Here’s what my initial data model looked like in KeyLines:
I use a few bits of KeyLines’ functionality here, including:
Through simple visual analysis of the glyphs in this small part of the graph, I can already spot a number of different locations being advertised: Regina, Saskatoon and Brandon. I can also see that they’re connected by a common phone number. This provides some evidence of movement in the underlying data source. Of course, further evaluation or statistical inference from the data would be necessary for an investigator to decide whether this indicates human trafficking.
My dataset also includes timestamps of when the adverts were first posted. This is perfect for KeyLines’ time bar.
Here, the time bar histogram shows the total distribution of adverts over time in my dataset. The trendline shows activity related to the selected phone:
Straight away I spot two spikes in activity for this phone number: September and December 2016. Using an information panel in my application I can see these correlate to the two different locations shown in my glyph.
KeyLines’ flexible client-side approach means I can let my users choose between data models on the fly. For example, they could “bypass” nodes that don’t need to be in the chart.
Each node has the same phone number in common, so I get a densely connected dataset. Now I can use the KeyLines combo feature to turn this model into something more insightful.

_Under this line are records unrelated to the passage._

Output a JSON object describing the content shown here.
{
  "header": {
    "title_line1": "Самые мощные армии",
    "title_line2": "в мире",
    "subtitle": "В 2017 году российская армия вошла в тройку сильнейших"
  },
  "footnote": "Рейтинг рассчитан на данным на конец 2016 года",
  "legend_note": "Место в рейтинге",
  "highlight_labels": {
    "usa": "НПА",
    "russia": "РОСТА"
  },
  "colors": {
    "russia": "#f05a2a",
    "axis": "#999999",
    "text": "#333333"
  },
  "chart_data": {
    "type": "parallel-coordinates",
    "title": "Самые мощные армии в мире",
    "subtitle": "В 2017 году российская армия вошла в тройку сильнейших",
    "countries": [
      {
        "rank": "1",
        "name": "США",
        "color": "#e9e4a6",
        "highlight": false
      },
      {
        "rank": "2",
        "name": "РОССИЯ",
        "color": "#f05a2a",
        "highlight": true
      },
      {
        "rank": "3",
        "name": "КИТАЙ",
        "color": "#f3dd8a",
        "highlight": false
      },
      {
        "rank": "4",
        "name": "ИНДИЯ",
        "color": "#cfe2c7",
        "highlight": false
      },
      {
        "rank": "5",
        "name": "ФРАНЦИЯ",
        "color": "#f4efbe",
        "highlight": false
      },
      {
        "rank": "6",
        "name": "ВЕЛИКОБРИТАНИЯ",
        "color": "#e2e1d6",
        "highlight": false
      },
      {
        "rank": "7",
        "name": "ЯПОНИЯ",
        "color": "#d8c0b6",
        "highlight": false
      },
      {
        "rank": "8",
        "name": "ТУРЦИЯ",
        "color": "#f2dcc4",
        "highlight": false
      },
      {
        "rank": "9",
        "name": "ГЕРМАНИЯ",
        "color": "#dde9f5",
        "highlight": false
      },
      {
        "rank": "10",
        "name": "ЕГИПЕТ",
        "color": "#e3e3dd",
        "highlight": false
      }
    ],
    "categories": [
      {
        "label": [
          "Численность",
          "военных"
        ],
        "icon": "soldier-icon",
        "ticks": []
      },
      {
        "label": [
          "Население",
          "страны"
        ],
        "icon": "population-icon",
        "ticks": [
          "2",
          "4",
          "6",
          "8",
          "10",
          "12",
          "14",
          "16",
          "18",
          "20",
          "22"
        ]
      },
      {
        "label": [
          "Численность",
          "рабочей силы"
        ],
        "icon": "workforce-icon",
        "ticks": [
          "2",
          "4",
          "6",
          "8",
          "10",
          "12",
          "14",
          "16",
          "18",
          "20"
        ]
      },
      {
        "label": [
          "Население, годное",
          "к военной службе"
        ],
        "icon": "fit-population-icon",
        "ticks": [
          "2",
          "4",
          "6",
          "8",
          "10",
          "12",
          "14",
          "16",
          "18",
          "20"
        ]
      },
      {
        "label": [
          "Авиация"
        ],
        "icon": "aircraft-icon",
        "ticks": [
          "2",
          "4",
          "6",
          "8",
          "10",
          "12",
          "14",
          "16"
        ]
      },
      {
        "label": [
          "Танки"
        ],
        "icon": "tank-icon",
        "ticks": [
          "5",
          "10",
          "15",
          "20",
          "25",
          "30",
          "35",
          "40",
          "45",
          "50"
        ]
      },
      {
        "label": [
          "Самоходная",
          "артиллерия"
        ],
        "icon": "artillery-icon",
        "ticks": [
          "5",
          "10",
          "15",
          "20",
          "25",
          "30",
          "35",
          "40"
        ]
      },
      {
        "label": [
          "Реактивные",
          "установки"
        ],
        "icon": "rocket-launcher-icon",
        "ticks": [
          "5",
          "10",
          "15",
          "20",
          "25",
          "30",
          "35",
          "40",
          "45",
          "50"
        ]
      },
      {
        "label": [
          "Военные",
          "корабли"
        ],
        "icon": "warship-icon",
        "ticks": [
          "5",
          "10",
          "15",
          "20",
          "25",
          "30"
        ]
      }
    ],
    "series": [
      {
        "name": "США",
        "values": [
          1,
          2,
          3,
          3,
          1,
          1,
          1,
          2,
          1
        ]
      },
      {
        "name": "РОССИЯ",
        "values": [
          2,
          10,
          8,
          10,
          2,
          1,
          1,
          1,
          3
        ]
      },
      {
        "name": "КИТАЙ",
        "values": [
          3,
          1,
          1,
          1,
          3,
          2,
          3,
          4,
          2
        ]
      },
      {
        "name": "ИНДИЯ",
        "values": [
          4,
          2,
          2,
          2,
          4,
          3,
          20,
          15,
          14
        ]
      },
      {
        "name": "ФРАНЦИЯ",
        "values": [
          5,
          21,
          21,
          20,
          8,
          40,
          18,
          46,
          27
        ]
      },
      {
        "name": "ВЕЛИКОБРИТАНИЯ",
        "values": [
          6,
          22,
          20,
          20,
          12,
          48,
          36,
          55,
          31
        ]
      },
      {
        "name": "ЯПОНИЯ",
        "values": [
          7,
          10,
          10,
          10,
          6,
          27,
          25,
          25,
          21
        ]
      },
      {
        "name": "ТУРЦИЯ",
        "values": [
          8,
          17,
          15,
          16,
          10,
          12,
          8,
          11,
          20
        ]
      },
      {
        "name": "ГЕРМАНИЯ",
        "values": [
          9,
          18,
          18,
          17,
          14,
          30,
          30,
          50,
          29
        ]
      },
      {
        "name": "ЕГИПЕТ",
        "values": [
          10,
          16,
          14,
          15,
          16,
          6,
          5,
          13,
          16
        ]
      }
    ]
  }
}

The final dimension I want to add to my application is geospatial. Each advert relates to a specific location, so I can combine the nodes and set the link weight to match the volume of movement between the locations:
I can see the most common circuits right away. These roughly correspond to the areas with the most population in my regions, so I could use a normalization function in the future to improve the scales.
Finally, to match my application to the visuals provided in the paper that inspired this work, I geocode the locations in my dataset, supply them as coordinates to KeyLines, and enable Map Mode with a single line of code:
This example was created with publicly available data, but it demonstrates, the potential power of interactive data visualization for shedding light on human trafficking. Armed with an intuitive way to explore and understand the data, analysts can make sense of it and uncover trends and insight.